JOE BIDEN could soon be facing calls from Catholic bishops to stop taking Communion due to his abortion beliefs.
The US President, who is of Irish descent, is a Catholic-- but his liberal social views regarding, for example, gay marriage and abortion, has led to a rift between himself and faithful Catholics.
In February of this year, a US Catholic bishop said Biden should not call himself a "devout Catholic" because his stance on abortion is irreconcilable with Catholic teachings.
"The president should stop defining himself as a devout Catholic, and acknowledge that his view on abortion is contrary to Catholic moral teaching," Archbishop Joseph Naumann said.
"He cannot define what it is to be a Catholic and what Catholic
moral teaching is. What he is doing now is usurping the role of the bishops and confusing people."
Now a debate planned by the Committee on Doctrine for the U.S. Conference of Catholic Bishops (USCCB) could see Joe Biden be officially called upon to stop taking Communion due to his abortion views.
According to The Associated Press, the USCCB will hold a vote where, if two-thirds of members agree, a document will be written up stating that politicians who are pro-abortion rights or publicly.
Archbishop Naumann spoke again as the chair of the committee's Pro-Life Activities, saying Joe Biden's Catholic faith "presents a unique problem" for the church.

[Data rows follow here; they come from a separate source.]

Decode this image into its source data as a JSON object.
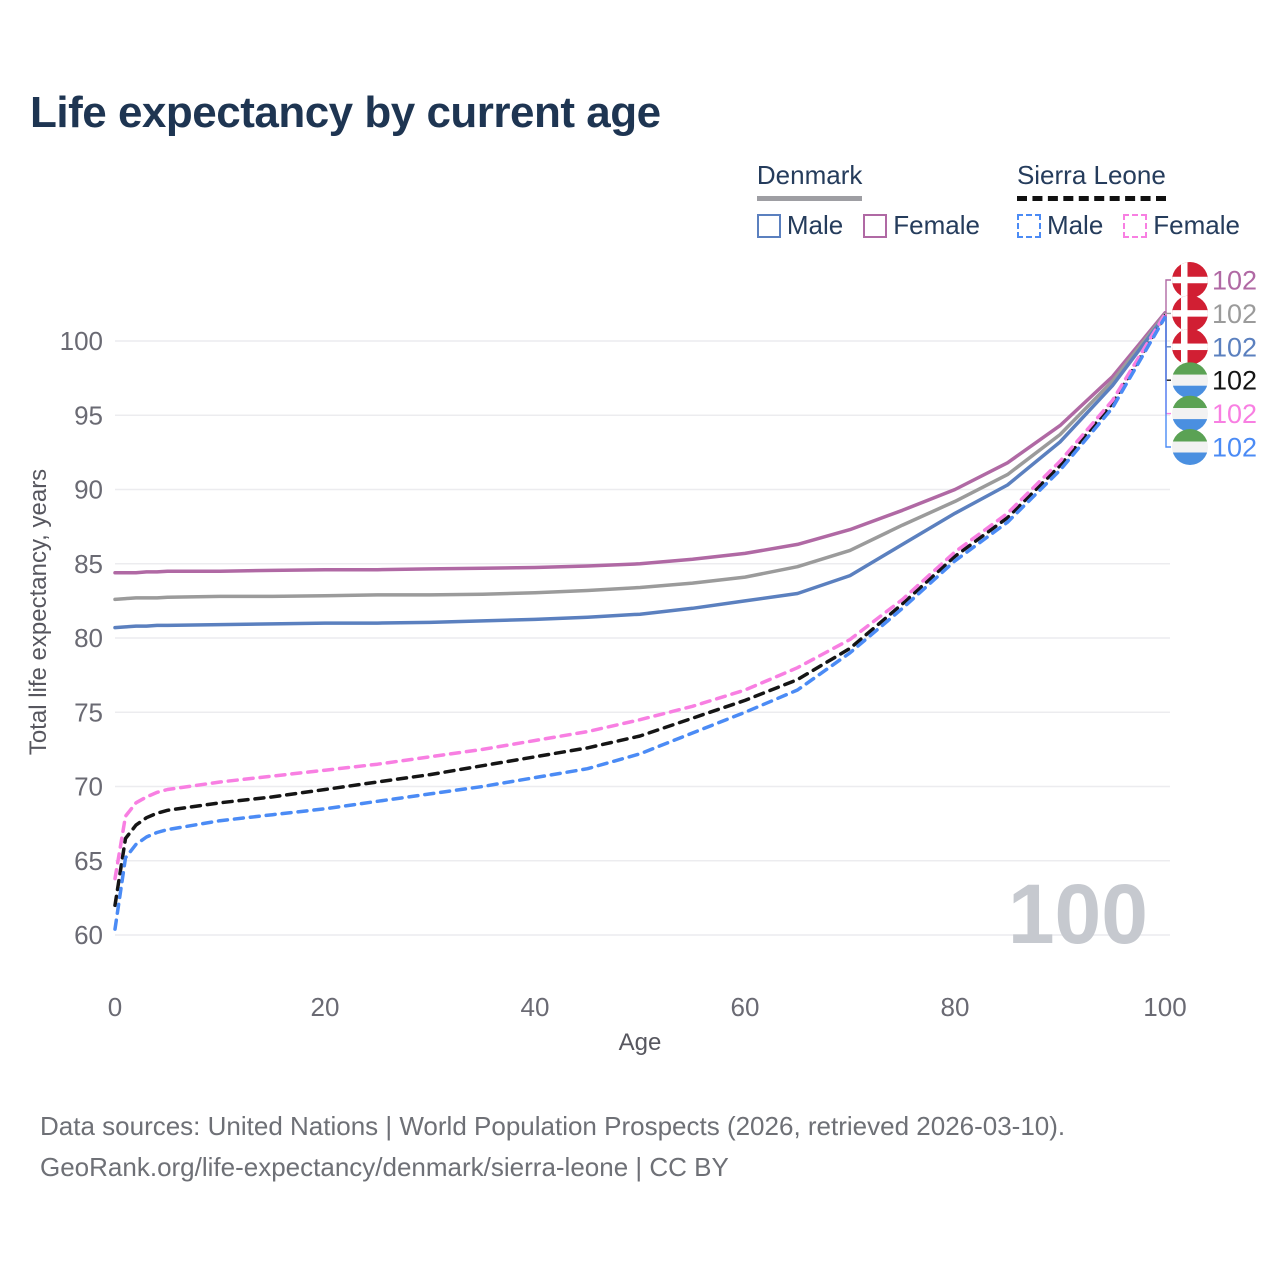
{
  "page": {
    "title": "Life expectancy by current age"
  },
  "legend": {
    "groups": [
      {
        "name": "Denmark",
        "line_style": "solid",
        "underline_color": "#9e9ea3",
        "items": [
          {
            "label": "Male",
            "color": "#5b80bf"
          },
          {
            "label": "Female",
            "color": "#b069a4"
          }
        ]
      },
      {
        "name": "Sierra Leone",
        "line_style": "dashed",
        "underline_color": "#111111",
        "items": [
          {
            "label": "Male",
            "color": "#4b8bf5"
          },
          {
            "label": "Female",
            "color": "#f87fe2"
          }
        ]
      }
    ]
  },
  "watermark": "100",
  "footer": {
    "line1": "Data sources: United Nations | World Population Prospects (2026, retrieved 2026-03-10).",
    "line2": "GeoRank.org/life-expectancy/denmark/sierra-leone | CC BY"
  },
  "chart_data": {
    "type": "line",
    "title": "Life expectancy by current age",
    "xlabel": "Age",
    "ylabel": "Total life expectancy, years",
    "xlim": [
      0,
      100
    ],
    "ylim": [
      60,
      102
    ],
    "xticks": [
      0,
      20,
      40,
      60,
      80,
      100
    ],
    "yticks": [
      60,
      65,
      70,
      75,
      80,
      85,
      90,
      95,
      100
    ],
    "grid": "horizontal",
    "legend_position": "top-right",
    "x": [
      0,
      1,
      2,
      3,
      4,
      5,
      10,
      15,
      20,
      25,
      30,
      35,
      40,
      45,
      50,
      55,
      60,
      65,
      70,
      75,
      80,
      85,
      90,
      95,
      100
    ],
    "series": [
      {
        "name": "Denmark Female",
        "country": "denmark",
        "sex": "female",
        "color": "#b069a4",
        "dash": false,
        "end_label": "102",
        "values": [
          84.4,
          84.4,
          84.4,
          84.45,
          84.45,
          84.5,
          84.5,
          84.55,
          84.6,
          84.6,
          84.65,
          84.7,
          84.75,
          84.85,
          85.0,
          85.3,
          85.7,
          86.3,
          87.3,
          88.6,
          90.0,
          91.8,
          94.3,
          97.6,
          101.9
        ]
      },
      {
        "name": "Denmark Both sexes",
        "country": "denmark",
        "sex": "all",
        "color": "#9b9b9b",
        "dash": false,
        "end_label": "102",
        "values": [
          82.6,
          82.65,
          82.7,
          82.7,
          82.7,
          82.75,
          82.8,
          82.8,
          82.85,
          82.9,
          82.9,
          82.95,
          83.05,
          83.2,
          83.4,
          83.7,
          84.1,
          84.8,
          85.9,
          87.6,
          89.2,
          91.0,
          93.7,
          97.3,
          101.8
        ]
      },
      {
        "name": "Denmark Male",
        "country": "denmark",
        "sex": "male",
        "color": "#5b80bf",
        "dash": false,
        "end_label": "102",
        "values": [
          80.7,
          80.75,
          80.8,
          80.8,
          80.85,
          80.85,
          80.9,
          80.95,
          81.0,
          81.0,
          81.05,
          81.15,
          81.25,
          81.4,
          81.6,
          82.0,
          82.5,
          83.0,
          84.2,
          86.3,
          88.4,
          90.3,
          93.2,
          97.0,
          101.7
        ]
      },
      {
        "name": "Sierra Leone Both sexes",
        "country": "sierra-leone",
        "sex": "all",
        "color": "#151515",
        "dash": true,
        "end_label": "102",
        "values": [
          62.0,
          66.5,
          67.4,
          67.9,
          68.2,
          68.4,
          68.9,
          69.3,
          69.8,
          70.3,
          70.8,
          71.4,
          72.0,
          72.6,
          73.4,
          74.6,
          75.8,
          77.2,
          79.3,
          82.3,
          85.5,
          88.1,
          91.6,
          95.8,
          101.7
        ]
      },
      {
        "name": "Sierra Leone Female",
        "country": "sierra-leone",
        "sex": "female",
        "color": "#f87fe2",
        "dash": true,
        "end_label": "102",
        "values": [
          63.8,
          68.0,
          68.9,
          69.3,
          69.6,
          69.8,
          70.3,
          70.7,
          71.1,
          71.5,
          72.0,
          72.5,
          73.1,
          73.7,
          74.5,
          75.4,
          76.5,
          78.0,
          79.9,
          82.6,
          85.8,
          88.4,
          91.9,
          96.0,
          101.8
        ]
      },
      {
        "name": "Sierra Leone Male",
        "country": "sierra-leone",
        "sex": "male",
        "color": "#4b8bf5",
        "dash": true,
        "end_label": "102",
        "values": [
          60.4,
          65.2,
          66.1,
          66.6,
          66.9,
          67.1,
          67.7,
          68.1,
          68.5,
          69.0,
          69.5,
          70.0,
          70.6,
          71.2,
          72.2,
          73.6,
          75.0,
          76.5,
          79.0,
          82.0,
          85.2,
          87.8,
          91.3,
          95.5,
          101.6
        ]
      }
    ],
    "flag_colors": {
      "denmark": {
        "field": "#d11f33",
        "cross": "#ffffff"
      },
      "sierra_leone": {
        "green": "#5ba254",
        "white": "#f2f2f2",
        "blue": "#4a8fe0"
      }
    }
  }
}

However, not all of the USCCB is in favour of the proposal: Bishop John Stowes told The AP that for Bishops to target Biden as "a negative example by his own church, that sets a sad context in which the church can deal with this Catholic president", adding that it "contributes to the polarization of the church and of society".

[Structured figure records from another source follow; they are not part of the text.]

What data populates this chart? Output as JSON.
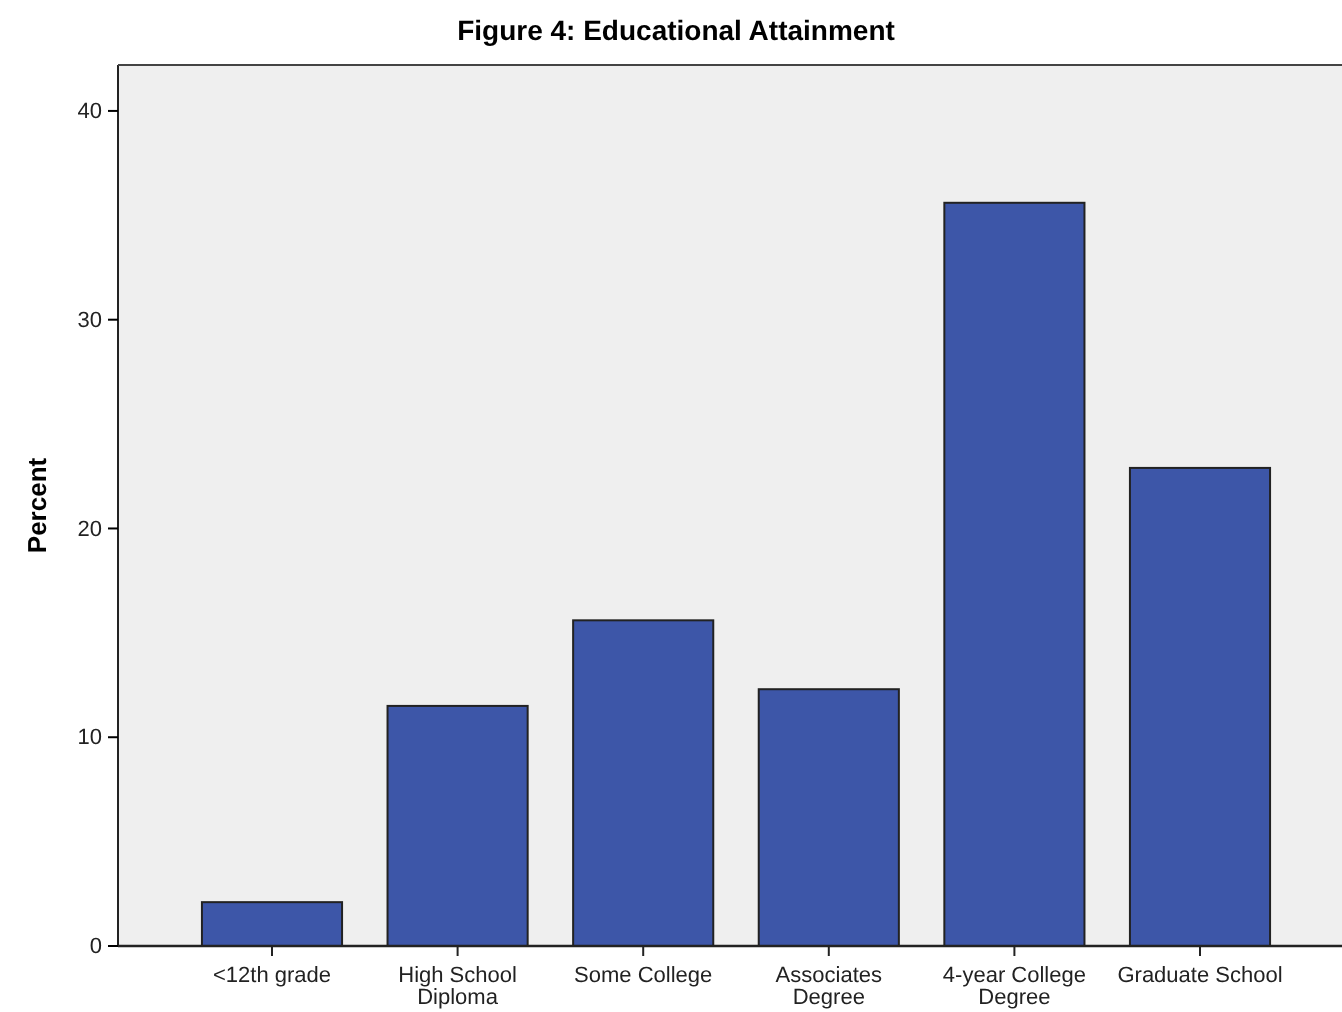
{
  "chart_data": {
    "type": "bar",
    "title": "Figure 4: Educational Attainment",
    "ylabel": "Percent",
    "categories": [
      "<12th grade",
      "High School Diploma",
      "Some College",
      "Associates Degree",
      "4-year College Degree",
      "Graduate School"
    ],
    "values": [
      2.1,
      11.5,
      15.6,
      12.3,
      35.6,
      22.9
    ],
    "color": "#3d56a8",
    "ylim": [
      0,
      42.2
    ],
    "yticks": [
      0,
      10,
      20,
      30,
      40
    ],
    "grid": false
  }
}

While the vote could see the USCCB take an official stance on whether Joe Biden should take Communion, individual priests and bishops will still be allowed to decide themselves whether they will offer Communion to people at their church, regardless of that person's views.
Joe Biden's usual churches have suggested they would continue to offer Communion to the US president, regardless of the USCCB's decision.